Cette tripartite va se dérouler dans des conditions exceptionnelles. Généralement, les partenaires sociaux entament des pourparlers avec des demandes spécifiques. Cette fois-ci, un solide plan d'aide est déjà sur la table...

«Le plan d'aide ne sera pas la priorité de cette tripartite. Mais le sujet reste d'actualité et des ajustements sélectifs sont nécessaires. Certaines mesures fonctionnent très bien, d'autres non. Et elles ne fonctionneront probablement jamais. Le marché du travail sera donc le thème dominant de la tripartite.

Le chômage, le monde du travail de demain et des compétences seront au centre des discussions. Les salariés représentent 90% de la population active et si nous voulons maintenir une communauté solidaire, alors toutes ces personnes ont besoin d'un emploi. Le marché du travail doit fonctionner, les entreprises doivent donc créer des emplois. Les défis sont les mêmes qu'avant la pandémie, mais la crise les exacerbe.

Les syndicats ne seront guère en désaccord avec vous sur ce point. Ils auront probablement aussi l'emploi en tête de leur agenda...

«En effet, je suppose que les syndicats aborderont également la politique du marché du travail. La réunion de vendredi marque le début d'un processus. Aucune décision ne sera probablement prise ce jour-là et il s'agira plutôt d'aligner les priorités des deux parties pour voir où sont les interfaces qui méritent d'être discutées. Le gouvernement doit ensuite décider de la marche à suivre et tracer la route.

Lire aussi :«L'économie doit pouvoir respirer»

Pourquoi la politique du marché du travail est-elle si importante aux yeux des employeurs? Selon vous, quelles sont les adaptations à y appliquer?

«Si une entreprise souhaite se repositionner afin d'être compétitive, des sujets tels que les emplois et les compétences sont d'une importance capitale. A court terme, il s'agit de lutter contre le chômage. Les questions centrales sont les suivantes: que pouvons-nous faire pour aider les entreprises à créer des emplois en ces temps incertains? Que devons-nous faire pour qu'ils embauchent des apprentis ou des chômeurs?

Nous prévoyons une augmentation rapide du nombre de demandeurs d'emploi au cours des prochains mois. Pour relever ce défi, il est nécessaire d'adapter l'ensemble du système, de la formation à la formation continue, jusqu'à l'ADEM.

Ne devrions-nous pas également améliorer le droit du travail?

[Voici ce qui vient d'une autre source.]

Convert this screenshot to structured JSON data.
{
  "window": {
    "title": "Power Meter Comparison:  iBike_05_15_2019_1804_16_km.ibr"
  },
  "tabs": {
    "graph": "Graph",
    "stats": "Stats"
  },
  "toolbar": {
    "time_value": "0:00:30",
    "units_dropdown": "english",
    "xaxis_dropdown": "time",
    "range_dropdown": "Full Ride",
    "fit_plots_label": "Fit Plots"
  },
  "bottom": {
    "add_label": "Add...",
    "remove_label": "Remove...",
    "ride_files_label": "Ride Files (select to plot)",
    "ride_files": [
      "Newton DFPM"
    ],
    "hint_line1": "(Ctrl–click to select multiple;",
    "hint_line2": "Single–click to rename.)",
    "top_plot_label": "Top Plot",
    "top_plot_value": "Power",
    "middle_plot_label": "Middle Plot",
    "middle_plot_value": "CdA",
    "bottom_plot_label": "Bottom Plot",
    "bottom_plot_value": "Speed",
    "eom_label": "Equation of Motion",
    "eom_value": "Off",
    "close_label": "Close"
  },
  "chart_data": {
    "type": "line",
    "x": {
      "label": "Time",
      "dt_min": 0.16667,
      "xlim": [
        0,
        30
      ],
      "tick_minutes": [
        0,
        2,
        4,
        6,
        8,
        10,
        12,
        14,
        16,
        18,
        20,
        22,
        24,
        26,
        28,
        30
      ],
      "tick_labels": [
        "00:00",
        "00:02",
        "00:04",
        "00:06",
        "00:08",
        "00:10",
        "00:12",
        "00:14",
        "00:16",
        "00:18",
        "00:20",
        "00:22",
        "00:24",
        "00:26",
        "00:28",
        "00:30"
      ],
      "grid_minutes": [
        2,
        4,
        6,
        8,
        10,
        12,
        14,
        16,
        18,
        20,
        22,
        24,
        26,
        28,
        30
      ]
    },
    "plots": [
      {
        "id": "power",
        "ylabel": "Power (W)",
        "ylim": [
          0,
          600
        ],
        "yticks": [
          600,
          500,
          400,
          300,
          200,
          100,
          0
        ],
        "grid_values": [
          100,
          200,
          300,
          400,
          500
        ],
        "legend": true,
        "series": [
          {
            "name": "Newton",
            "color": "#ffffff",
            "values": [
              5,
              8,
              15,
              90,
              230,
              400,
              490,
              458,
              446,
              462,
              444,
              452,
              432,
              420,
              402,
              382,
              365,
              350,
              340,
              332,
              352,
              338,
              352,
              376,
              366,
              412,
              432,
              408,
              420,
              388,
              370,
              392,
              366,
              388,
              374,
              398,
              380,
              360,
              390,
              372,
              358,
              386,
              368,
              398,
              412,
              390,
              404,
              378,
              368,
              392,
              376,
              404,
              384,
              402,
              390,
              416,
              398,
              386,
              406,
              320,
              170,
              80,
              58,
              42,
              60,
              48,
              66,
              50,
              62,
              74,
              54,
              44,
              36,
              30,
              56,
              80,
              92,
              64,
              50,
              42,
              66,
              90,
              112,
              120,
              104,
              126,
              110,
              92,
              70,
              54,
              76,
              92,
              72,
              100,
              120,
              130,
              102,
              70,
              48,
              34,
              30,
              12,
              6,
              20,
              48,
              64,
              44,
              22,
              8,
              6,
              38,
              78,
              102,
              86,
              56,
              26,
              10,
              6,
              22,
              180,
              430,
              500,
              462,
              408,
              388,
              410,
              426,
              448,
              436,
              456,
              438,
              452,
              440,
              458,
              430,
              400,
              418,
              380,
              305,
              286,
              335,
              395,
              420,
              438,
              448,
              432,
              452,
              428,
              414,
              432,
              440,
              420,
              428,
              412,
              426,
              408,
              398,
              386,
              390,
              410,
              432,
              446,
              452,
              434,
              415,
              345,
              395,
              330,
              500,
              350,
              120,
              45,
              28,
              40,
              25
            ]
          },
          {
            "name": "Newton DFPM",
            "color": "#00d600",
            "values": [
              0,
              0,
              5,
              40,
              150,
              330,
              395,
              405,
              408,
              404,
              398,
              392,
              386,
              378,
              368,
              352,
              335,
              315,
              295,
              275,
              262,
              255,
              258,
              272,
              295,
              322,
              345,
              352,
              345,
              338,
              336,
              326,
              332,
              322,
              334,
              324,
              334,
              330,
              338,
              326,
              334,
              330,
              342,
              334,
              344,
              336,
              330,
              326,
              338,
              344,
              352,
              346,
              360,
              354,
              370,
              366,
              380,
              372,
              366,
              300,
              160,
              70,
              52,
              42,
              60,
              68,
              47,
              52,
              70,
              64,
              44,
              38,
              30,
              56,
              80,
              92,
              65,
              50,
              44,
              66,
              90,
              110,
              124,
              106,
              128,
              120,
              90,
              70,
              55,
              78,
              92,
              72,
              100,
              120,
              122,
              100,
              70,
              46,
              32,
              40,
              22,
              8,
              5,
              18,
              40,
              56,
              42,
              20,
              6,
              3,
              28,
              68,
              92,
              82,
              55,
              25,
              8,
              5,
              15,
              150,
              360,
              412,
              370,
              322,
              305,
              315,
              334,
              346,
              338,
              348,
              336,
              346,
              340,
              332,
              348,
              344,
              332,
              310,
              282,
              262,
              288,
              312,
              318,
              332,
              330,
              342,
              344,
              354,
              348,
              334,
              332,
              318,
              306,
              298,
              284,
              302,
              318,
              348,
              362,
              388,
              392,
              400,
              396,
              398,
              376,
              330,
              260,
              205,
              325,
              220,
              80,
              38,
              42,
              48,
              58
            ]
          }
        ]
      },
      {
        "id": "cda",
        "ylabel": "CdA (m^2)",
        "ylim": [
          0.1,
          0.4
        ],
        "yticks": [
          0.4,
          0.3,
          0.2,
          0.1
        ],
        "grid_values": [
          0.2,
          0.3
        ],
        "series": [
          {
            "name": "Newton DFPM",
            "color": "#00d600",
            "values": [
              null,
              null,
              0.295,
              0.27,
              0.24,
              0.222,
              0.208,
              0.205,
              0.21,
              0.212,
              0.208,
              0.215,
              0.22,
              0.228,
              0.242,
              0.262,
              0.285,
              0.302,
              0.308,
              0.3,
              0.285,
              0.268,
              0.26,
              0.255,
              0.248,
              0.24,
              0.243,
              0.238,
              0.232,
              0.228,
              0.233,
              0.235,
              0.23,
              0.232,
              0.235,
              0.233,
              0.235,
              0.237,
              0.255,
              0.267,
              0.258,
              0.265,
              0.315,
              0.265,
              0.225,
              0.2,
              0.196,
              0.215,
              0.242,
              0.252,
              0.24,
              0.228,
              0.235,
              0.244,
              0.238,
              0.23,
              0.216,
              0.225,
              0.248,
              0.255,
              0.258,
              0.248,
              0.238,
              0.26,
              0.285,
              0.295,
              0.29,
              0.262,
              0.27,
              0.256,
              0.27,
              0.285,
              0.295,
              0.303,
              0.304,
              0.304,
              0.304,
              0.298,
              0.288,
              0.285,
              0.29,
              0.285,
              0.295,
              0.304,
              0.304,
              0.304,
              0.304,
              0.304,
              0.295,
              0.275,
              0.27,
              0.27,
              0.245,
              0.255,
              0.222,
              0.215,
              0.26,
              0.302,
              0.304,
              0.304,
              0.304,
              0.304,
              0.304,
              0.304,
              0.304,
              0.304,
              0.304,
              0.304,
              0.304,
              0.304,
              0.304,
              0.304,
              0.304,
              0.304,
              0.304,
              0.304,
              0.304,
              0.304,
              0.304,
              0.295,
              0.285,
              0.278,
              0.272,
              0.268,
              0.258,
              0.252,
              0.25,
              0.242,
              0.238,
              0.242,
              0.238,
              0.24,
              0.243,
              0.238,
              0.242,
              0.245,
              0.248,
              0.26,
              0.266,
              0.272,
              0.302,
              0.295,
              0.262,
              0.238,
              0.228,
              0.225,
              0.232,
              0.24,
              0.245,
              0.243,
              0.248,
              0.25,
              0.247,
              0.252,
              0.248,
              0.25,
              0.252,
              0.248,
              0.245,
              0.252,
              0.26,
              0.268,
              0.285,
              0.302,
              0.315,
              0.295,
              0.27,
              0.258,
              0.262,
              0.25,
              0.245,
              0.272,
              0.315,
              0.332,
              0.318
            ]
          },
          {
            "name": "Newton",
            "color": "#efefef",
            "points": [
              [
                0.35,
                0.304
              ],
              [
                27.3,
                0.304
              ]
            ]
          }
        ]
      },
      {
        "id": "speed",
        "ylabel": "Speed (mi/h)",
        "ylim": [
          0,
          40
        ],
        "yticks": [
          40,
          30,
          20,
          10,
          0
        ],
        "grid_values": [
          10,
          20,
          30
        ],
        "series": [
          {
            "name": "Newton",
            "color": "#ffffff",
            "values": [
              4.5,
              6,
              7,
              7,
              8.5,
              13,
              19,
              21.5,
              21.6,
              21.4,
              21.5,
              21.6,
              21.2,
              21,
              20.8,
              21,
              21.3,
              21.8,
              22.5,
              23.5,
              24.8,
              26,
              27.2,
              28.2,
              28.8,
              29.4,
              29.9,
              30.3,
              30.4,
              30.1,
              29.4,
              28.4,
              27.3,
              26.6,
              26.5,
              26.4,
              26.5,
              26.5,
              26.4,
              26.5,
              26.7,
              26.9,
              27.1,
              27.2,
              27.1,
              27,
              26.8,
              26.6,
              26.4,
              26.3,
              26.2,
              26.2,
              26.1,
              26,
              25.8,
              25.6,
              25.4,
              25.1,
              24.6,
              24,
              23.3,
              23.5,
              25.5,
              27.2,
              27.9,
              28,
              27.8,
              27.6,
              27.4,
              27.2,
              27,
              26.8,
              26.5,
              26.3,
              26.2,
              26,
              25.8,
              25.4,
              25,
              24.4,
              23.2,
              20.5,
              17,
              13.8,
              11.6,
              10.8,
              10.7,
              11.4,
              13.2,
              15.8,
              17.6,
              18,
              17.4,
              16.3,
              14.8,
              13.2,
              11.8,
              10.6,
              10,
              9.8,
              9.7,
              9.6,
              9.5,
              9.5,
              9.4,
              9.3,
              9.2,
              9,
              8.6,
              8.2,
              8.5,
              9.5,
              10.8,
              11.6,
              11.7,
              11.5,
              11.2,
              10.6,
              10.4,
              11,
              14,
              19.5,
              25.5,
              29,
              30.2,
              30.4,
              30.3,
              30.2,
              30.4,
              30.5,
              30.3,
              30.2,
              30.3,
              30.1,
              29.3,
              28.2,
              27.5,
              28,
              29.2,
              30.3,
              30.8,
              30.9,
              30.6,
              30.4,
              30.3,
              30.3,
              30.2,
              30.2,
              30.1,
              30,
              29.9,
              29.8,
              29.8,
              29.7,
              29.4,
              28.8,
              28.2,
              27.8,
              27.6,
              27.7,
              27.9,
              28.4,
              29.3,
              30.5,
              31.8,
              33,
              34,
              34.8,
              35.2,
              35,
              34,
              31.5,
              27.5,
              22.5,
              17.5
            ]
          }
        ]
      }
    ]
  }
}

Les positions des employeurs et des syndicats divergent à ce sujet. Les syndicats sont toujours à la recherche d'une solution en droit du travail. Pour eux, le droit du travail est une sorte de catéchisme. Ils sont principalement concernés par la sécurité, la protection et les droits des travailleurs. Il n'y a absolument aucune objection à cela, mais si les entreprises ne créent pas d'emplois, la meilleure législation du travail restera inutile. De leur côté, les employeurs ont besoin d'un environnement favorable pour que les entreprises puissent se développer. Pour nous, il s'agit là de la clé de voûte d'une politique du marché du travail réussie.

Les entreprises doivent être placées au centre de la politique du marché du travail

Les compétences sont une autre priorité. Pour se repositionner, les entreprises ont également besoin de suffisamment de flexibilité. Vous devez être en mesure de licencier des employés pour embaucher de nouveaux employés dans d'autres secteurs. Selon nous, les entreprises doivent être placées au centre de la politique du marché du travail, et c'est précisément ce qui fait défaut actuellement. Notre objectif est le plein emploi. Mais nous devons également nous assurer que les employés continuent de se développer et à mener une vie décente avec leurs revenus. Cela ne réussira que si les entreprises sont compétitives, peuvent se restructurer et se développer.

Nous abordons là le débat sur la croissance, n'est-ce pas?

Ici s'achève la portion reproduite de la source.